その三十 横浜市旭区川井本町 『神明神社』

sans-tetes2008-03-21

 「日暮れて道遠し」この日はまさしくそんな状態で、明日の仕事を考えて遙か埼玉までさっさと帰らなければいけないところを未だ横浜、何故か八王子街道を北西にひた走りに走っていた。
 「また来る機会があるだろう」というのは私の大変悪い癖。なんか面白そうな場所、雰囲気の魅力的な場所、自慢でないがそんな嗅覚には人並み以上には優れている自負はある(と言っても自分の趣味・指向の範囲を越えるモノではないが)。散歩の途中、ドライブの途中、ツーリングの途中、道ばたに風景の中にこのようなモノを敏感に感じ取ることは目的の一つとしていることは多いのだが、同時に極度の無精性も自らの中に内包もしていて、いざ足を止めるとなるとそいつがもって足を止めることを止めることもしばしばなのだ。その時の自分への言い訳として言い聞かせる言葉が件の「また来る機会があるから」という免罪符。普通に考えて、宮崎と熊本の県境、人が住んでるのかどうかも判らない場所に立てられたやたら立派な観光看板、普通に考えて今騙されなければ今後こんなモノに騙される機会などまず訪れようはずはない。と言うわけで最近の私の免罪符が「今買うとかんともあと買うとこないですよ」。普通に考えて更に始末に負えない可能性を秘めたモノに。モウ歳だし。

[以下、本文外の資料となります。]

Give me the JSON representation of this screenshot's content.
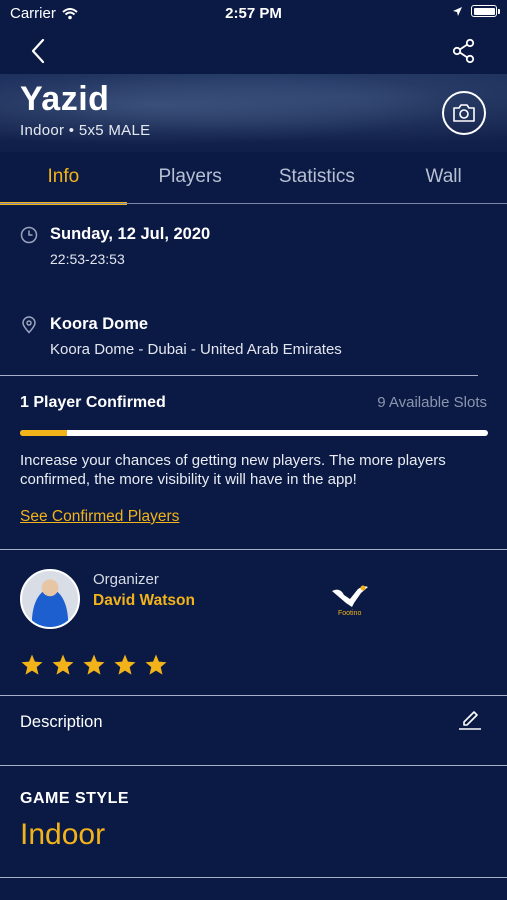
{
  "status_bar": {
    "carrier": "Carrier",
    "time": "2:57 PM"
  },
  "header": {
    "title": "Yazid",
    "subtitle": "Indoor • 5x5 MALE"
  },
  "tabs": [
    {
      "label": "Info",
      "active": true
    },
    {
      "label": "Players",
      "active": false
    },
    {
      "label": "Statistics",
      "active": false
    },
    {
      "label": "Wall",
      "active": false
    }
  ],
  "schedule": {
    "date": "Sunday, 12 Jul, 2020",
    "time_range": "22:53-23:53"
  },
  "location": {
    "venue": "Koora Dome",
    "address": "Koora Dome - Dubai - United Arab Emirates"
  },
  "players": {
    "confirmed": "1 Player Confirmed",
    "available": "9 Available Slots",
    "progress_fraction": 0.1,
    "info": "Increase your chances of getting new players. The more players confirmed, the more visibility it will have in the app!",
    "link": "See Confirmed Players"
  },
  "organizer": {
    "role": "Organizer",
    "name": "David Watson",
    "logo_text": "Footino",
    "rating": 5
  },
  "description": {
    "label": "Description"
  },
  "game_style": {
    "label": "GAME STYLE",
    "value": "Indoor"
  },
  "colors": {
    "background": "#0b1a44",
    "accent": "#f2b31a",
    "text": "#ffffff",
    "muted": "#8c95ae"
  },
  "icons": [
    "wifi-icon",
    "location-arrow-icon",
    "battery-icon",
    "back-icon",
    "share-icon",
    "camera-icon",
    "clock-icon",
    "pin-icon",
    "star-icon",
    "edit-icon"
  ]
}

 ただこの日は、本気で急いで帰りたくて、バイクに跨りながら「これは完全な帰り道。途中に何があっても寄らない」と心に決めて、いたはずで、悔し涙に咽びながら夕日に佇むいろんな社を振り返らずに通り過ぎていく。振り返ると危ないので。
 そしてとうとうこのお社を通り過ぎるに当たって私の思いは爆発、Uターンしてお社まで戻る。だって、こんな立派な削り出し(?)の木の鳥居をそのまま通り過ぎていくなんて・・・。
 神社前の交差点「宮ノ前」は文字通りこの神社にちなんだモノだろう。これだけ立派な鳥居があるのだから続いて二の鳥居と続き立派な参道の先に荘厳に社が佇む、と思いきや鳥居は一つ、くぐるとすぐに丘を登る階段で、登り切った先に、丘の縁を囲む木々に囲まれた広場様の境内、本社と舞殿、本社の西側に摂末社の稲荷社が一つ、非常にシンプル。暮れかけ日のせいで境内は既に暗く、鳥居に社神を現す額が掲げられてないこともあり、後々までこの神社・祭神名は判らなかったのだが、後ほど天照大神を奉る「神明神社」と判って何故か納得。お日様の恩恵を十分に戴くため境内広く広場があるのですね、と勝手に想像する。神明社続きなのは偶然であるが、或いは相模の地に取り立てて多く神明社が奉られているのだろうか、調べてないのでよくわからない。
 摂末社の稲荷社は一転して境内周縁の木々の傘の元に鎮座しているのだが、社の前から道とは言えない道が谷状に丘の下の街道沿いまで坂となっていてお稲荷さん専用の参道にも見え、漠然と「人でないモノ」の為の参道を想像。四つ足の者達、イヌでもネコでもコタツでも、もちろんお狐さんも、群を成して、或いは個々に、この坂を登ってお参りする姿を想像。
 稲荷社には奉納者の紋か、蝶若しくは蛾の意匠。和物の意匠に造形が深いわけでないのでよくわからないが、私はその意匠に使われる「醜き物」が好き。蝶も拡大すれば当然「醜し」。とは言ってもここに彫られた意匠は蝶ではなくて蛾だったら良いな、とか思いながら三カ所ほど彫られた「鱗翅類」の意匠を上から撫でてみる。
 もうその頃には辺りは暗く、本社にその様な意匠が彫られていないか確認できない。確認できたのは、結構な数の千社札の中に「抜き」があること。以前の変則的な「抜き武生」札を除くと、「抜き」を見るのは初めて。社と一体化した文字は格好良い。「抜き」と成れる千社札の構造から、もしかしたら既にこの世にいないかもしれない抜きの主の願いがこの場に残り、願いの成就は既に彼方へ、今はただただ神さんと共に。少しあやかりたくて私の札は抜きのお隣に。
 そう言えばこの日はどうやって帰ったっけ? ふらふらふらら・・・。